Ongwen’s conviction for forced pregnancy was upheld on appeal in December 2022, the Appeals Chamber confirming among others the irrelevance of Uganda’s national laws on pregnancy and the core value protected by this crime – that of reproductive autonomy.
Moving Forward
Recent years have seen significant strides towards recognizing reproductive violence as a distinct category of crimes, not only in the courtroom but also through efforts to update and formulate OTP policies which can guide investigators and prosecutors in better understanding these crimes. As discussed above however, the Rome Statute’s potential to prosecute a wider range of violations to reproductive autonomy remains largely unexplored. Moving forward, it will be important to leverage this potential, including by understanding how reproductive violence intersects with other crimes and prosecuting under the umbrella of other crimes.
It remains to be seen whether commendable practices established in Ongwen – that of interpreting the crime in line with internationally recognised human rights and that of inviting external expertise for a comprehensive exploration of the origins and context in which these crimes occur – can be replicated in future cases.

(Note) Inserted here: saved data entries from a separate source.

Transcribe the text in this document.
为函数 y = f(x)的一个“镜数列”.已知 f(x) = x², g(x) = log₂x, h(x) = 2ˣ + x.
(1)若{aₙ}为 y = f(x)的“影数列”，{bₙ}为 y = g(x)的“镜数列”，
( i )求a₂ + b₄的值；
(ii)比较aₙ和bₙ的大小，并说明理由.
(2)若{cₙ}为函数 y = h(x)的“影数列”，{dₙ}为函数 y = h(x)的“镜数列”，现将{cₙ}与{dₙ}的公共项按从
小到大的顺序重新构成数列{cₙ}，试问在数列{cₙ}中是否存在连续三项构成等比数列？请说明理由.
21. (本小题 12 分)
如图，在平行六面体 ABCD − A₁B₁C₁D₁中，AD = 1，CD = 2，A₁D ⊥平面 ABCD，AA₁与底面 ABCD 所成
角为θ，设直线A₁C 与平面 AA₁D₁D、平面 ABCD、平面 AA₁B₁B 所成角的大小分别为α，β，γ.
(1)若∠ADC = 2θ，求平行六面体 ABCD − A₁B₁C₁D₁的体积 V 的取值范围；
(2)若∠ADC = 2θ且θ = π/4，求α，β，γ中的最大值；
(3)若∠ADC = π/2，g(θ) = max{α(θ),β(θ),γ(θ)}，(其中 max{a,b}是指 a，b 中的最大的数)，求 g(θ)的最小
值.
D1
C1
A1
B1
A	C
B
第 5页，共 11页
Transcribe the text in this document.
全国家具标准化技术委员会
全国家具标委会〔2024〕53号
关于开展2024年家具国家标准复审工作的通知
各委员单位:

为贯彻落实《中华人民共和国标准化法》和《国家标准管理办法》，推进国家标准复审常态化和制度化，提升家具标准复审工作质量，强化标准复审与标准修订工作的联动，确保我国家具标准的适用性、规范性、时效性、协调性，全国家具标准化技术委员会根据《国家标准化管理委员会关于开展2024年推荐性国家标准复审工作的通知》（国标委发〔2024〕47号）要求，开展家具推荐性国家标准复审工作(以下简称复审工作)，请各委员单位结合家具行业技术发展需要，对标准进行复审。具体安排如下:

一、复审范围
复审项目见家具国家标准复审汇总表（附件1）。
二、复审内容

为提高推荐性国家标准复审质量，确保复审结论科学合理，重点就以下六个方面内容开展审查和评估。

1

Looking ahead, besides the forced pregnancy charges in the Kony case, it will also be important to consider the reproductive implications of other crimes. A prime example is the war crime of starvation, alleged in the two recent arrest warrant applications for the Prime Minister and Minister of Defence of Israel.
To effectively address reproductive violence at the ICC will require a comprehensive understanding of both the delineation of this violence from other crimes but also instances when it takes place in the context of or in conjunction with other crimes. Such understanding can contribute to refining legal definitions and prosecution strategies, and most importantly to an acknowledgement of the distinct harm and the subsequent implications on survivors’ lives, in order to be able to provide appropriate and meaningful redress.